Une situation vécue en Tunisie, où des universitaires tentent de préserver les espèces fourragères les plus menacées à travers la conservation de semences.
Algérie : appels à préserver les races locales de moutons
Abdelatif Dilmi a également souligné « la nécessité d’empêcher l’abattage des femelles et de renforcer le contrôle des abattoirs afin de protéger le cheptel » et a rappelé l’urgence de « préserver les races locales » de moutons.
Avec le Centre national de l’insémination artificielle et de l’amélioration génétique, la filière possède les moyens d’une amélioration génétique sous réserve que des moyens simples comme la pesée des agneaux permette d’identifier les animaux présentant les meilleures performances.

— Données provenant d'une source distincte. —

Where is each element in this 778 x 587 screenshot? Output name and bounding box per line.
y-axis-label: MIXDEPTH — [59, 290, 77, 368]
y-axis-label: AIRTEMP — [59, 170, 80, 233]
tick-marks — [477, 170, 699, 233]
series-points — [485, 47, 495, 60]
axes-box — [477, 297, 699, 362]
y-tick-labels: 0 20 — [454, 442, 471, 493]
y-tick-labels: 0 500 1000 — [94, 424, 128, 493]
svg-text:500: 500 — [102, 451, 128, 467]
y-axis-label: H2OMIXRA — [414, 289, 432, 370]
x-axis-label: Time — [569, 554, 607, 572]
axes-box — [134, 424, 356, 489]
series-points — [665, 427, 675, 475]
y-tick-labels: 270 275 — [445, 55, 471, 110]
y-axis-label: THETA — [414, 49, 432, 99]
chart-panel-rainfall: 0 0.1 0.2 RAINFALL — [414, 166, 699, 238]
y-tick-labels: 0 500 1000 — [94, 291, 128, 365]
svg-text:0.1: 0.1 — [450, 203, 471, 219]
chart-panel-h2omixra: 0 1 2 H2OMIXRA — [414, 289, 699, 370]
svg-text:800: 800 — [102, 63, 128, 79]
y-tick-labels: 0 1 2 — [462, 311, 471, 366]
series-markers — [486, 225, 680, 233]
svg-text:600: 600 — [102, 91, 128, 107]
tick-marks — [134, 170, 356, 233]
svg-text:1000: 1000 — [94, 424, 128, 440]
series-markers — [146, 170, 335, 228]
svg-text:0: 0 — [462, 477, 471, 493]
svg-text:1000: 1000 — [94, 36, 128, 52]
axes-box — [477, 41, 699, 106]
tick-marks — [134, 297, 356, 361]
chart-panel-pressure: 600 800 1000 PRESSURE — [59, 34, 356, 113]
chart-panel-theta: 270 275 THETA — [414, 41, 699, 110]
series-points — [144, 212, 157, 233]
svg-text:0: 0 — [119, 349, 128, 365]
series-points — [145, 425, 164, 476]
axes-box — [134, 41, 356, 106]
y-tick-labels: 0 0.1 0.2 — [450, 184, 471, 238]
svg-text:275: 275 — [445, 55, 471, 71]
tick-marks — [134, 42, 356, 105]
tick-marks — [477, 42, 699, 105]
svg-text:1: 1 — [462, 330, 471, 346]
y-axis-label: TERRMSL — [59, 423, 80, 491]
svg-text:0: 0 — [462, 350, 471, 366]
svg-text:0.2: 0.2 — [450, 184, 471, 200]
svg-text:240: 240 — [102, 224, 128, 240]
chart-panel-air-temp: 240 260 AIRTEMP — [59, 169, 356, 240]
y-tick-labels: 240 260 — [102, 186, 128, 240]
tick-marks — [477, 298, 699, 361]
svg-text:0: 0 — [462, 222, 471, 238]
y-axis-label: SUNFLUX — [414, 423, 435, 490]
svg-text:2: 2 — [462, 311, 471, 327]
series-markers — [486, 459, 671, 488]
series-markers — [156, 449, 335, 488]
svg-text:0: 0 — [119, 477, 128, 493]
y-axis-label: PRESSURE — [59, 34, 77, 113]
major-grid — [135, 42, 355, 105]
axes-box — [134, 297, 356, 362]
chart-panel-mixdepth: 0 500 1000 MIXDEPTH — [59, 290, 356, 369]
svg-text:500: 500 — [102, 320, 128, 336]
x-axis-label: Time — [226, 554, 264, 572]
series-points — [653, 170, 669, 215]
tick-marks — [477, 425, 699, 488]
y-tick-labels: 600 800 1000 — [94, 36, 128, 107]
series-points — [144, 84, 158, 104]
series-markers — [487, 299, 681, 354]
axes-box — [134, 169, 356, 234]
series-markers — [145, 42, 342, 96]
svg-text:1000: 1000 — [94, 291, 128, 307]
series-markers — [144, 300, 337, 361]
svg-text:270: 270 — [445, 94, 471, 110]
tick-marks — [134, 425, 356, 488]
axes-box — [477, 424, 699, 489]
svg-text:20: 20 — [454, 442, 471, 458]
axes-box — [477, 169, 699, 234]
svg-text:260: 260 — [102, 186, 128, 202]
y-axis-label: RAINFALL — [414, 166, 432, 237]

En matière de contrôle des mécanismes du marché, la Fédération nationale des éleveurs de bétail est en contact avec le Centre national du registre de commerce (CNRC) et se propose d’inciter les éleveurs à s’inscrire dans le but de développer des points de vente à l’occasion de fêtes religieuses.
Pour sa part, le président de la CNA, Mohamed Yazid Hambli, a souligné les efforts en matière de « réhabilitation des pâturages steppiques » à travers notamment « la création de réserves pastorales, l’encouragement de la culture de plantes résistantes à la sécheresse et l’équipement des points d’eau avec l’énergie solaire ».
À travers la rencontre de Djelfa, les professionnels de la filière ovine ont montré leur volonté de trouver des solutions face aux difficultés qu’ils rencontrent dont la protection sanitaire du cheptel ou la formation des jeunes bergers.
Une démarche qui provient de la base, c’est-à-dire de la part d’organisations professionnelles et non pas seulement de l’administration agricole. À ce titre, la démarche est novatrice et porteuse d’espoirs.